If we take two stocks, and each day record whether each of the stocks
went up or down, we have a process whose state each day is one of the
four values
0 = -- (both went down)
1 = +- (first went up, second went down)
2 = -+ (first went down, second went up)
3 = ++ (both went up)
Thus the statespace of the process is I = { 0,1,2,3 }. We take a long run
of N+1 days of data, and then estimate the transition matrix of the I-valued
process by
p_{ij} = n_{ij}/( n_{i0} + n_{i1} + n_{i2} + n_{i3} ),
where n_{ij} is the number of times we got a day in state i immediately
followed by a day in state j.
Now if the returns were IID, the rows of the matrix P would all be the
same, and a contingency table test shows that this is overwhelmingly rejected
for most pairs of stocks, so it seems that the state today can be informative
about the state tomorrow.
One way to try to exploit this is look at each pair of stocks in turn on
each day, and base a portfolio demand on its state.
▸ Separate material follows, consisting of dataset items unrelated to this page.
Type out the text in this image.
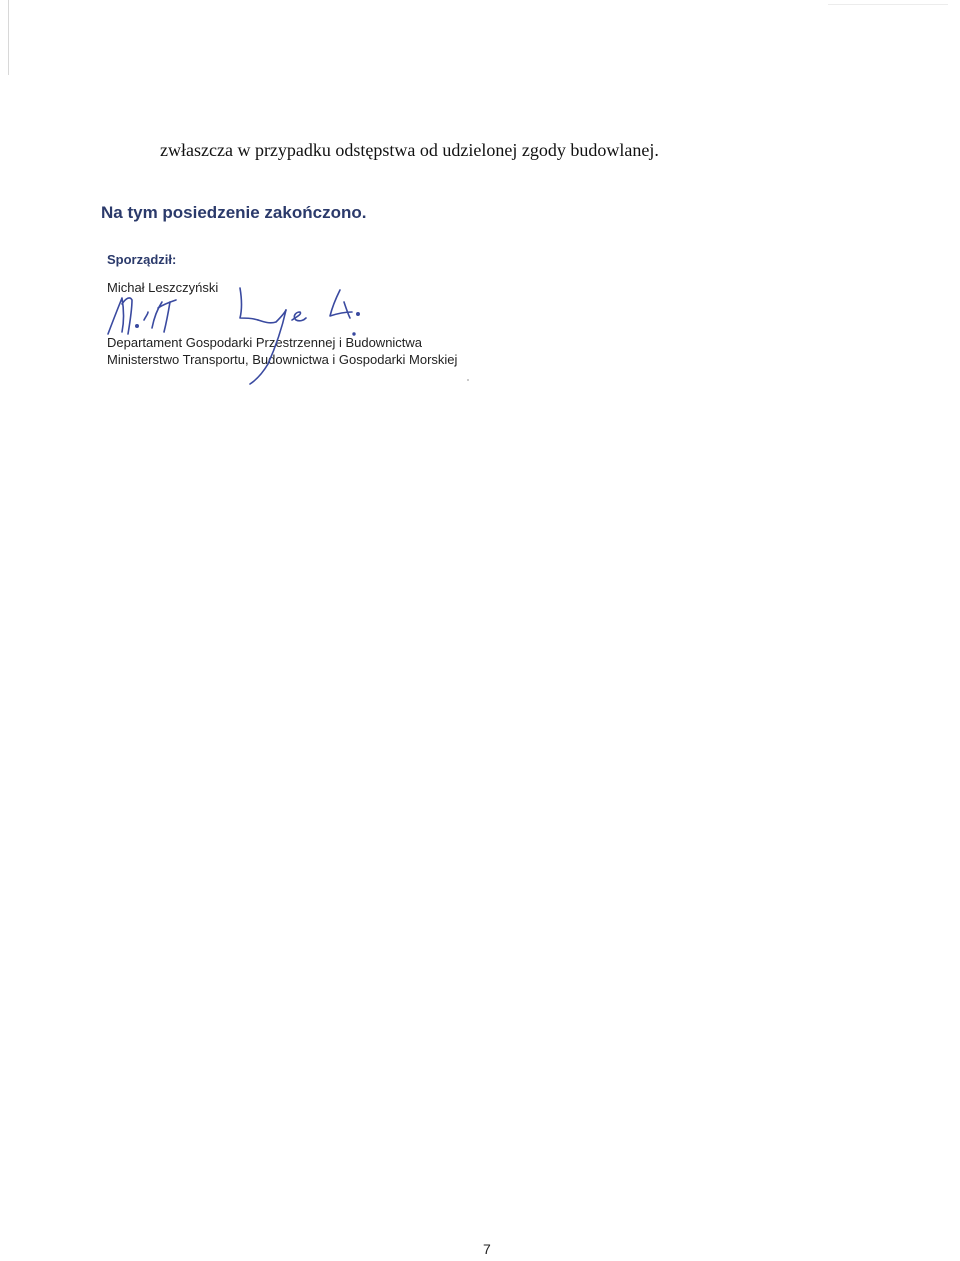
zwłaszcza w przypadku odstępstwa od udzielonej zgody budowlanej.
Na tym posiedzenie zakończono.
Sporządził:
Michał Leszczyński
Departament Gospodarki Przestrzennej i Budownictwa
Ministerstwo Transportu, Budownictwa i Gospodarki Morskiej
7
If we are in state i,
then we will hold
sign( p_{i1} + p_{i3} - p_{i0} - p_{i2} )
of the first stock, and
sign( p_{i2 + p_{i3} - p_{i0} - p_{i1} )
of the second (so hold 1 if an up move is more likely than a down move,
else hold -1).
Summing these demands over all pairs gives the aggregate demand, and that's
one way to select a portfolio